3.2.2.6. Grands principes du traitement du CCA (Hors programme ECN)
• Le seul traitement à visée curative actuellement validé est la chirurgie carcinologique. Un essai randomisé
récent a montré que l'administration en post-opératoire de capécitabine augmentait la survie des patients opérés
à visée curative. Dans certains cas particuliers, il peut être proposé au patient une transplantation hépatique.
• En cas de CCA non résécable, une chimiothérapie est proposée. Elle associe classiquement la gemcitabine à un
sel de platine (cisplatine ou oxaliplatine). Une irradiation est souvent proposée à la suite de la chimiothérapie.
• En situation palliative, parallèlement à la prise en charge carcinologique, il peut être nécessaire de traiter l'ictère
en réalisant un drainage de la bile. Le drainage peut être fait par voie endoscopique (CPRE) avec mise en place de
prothèse au travers de la zone tumorale. Lorsque ce typ e d'intervention s'avère impossible, un drain transpariétal
peut être posé par les radiologues. En plus de traiter l'ictère, le drainage biliaire est efficace sur le prurit.

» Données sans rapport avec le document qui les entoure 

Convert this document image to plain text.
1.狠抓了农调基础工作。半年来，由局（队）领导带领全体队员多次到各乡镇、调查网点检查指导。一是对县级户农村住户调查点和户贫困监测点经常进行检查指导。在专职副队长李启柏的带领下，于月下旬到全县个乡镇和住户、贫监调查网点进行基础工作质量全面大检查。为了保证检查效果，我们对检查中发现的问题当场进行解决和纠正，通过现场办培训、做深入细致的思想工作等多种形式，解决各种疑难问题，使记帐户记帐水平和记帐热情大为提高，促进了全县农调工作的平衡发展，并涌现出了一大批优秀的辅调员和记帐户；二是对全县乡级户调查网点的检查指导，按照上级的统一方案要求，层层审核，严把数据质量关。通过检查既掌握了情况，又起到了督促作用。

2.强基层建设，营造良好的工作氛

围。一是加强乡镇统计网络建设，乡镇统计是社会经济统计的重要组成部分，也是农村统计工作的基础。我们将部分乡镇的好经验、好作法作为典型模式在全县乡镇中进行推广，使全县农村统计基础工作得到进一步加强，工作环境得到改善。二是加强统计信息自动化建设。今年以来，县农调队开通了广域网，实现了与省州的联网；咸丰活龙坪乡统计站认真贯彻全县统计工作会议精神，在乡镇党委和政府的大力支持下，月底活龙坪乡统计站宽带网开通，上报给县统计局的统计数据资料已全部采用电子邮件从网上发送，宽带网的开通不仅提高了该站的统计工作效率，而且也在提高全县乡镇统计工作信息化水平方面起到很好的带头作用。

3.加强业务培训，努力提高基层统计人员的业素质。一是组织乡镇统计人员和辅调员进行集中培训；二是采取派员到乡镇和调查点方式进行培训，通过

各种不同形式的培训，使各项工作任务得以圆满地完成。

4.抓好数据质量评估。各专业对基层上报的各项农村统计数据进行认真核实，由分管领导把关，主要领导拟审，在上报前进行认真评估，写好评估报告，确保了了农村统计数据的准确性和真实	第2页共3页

1. Proposer une ponction diagnostique d'un abcès pour lequel l'origine hydatique n'a pas été
éliminée par une sérologie est une faute grave qui coûtera cher dans un dossier.
2. La démarche uniciste qui consiste à relier sans biopsie une ou des lésions hépatiques appa
rues après un diagnostic de tumeur primitive autre n'est pas frappée dans le marbre pour tous les
auteurs; notamment le délai admissible entre les deux diagnostics. Dans le doute, ne pas hésiter
à proposer une biopsie.
3. Si le traitement du carcinome hépatocellulaire n'est pas au programme, sa prévention repose
sur des interventions utiles qu'un médecin généraliste doit connaître.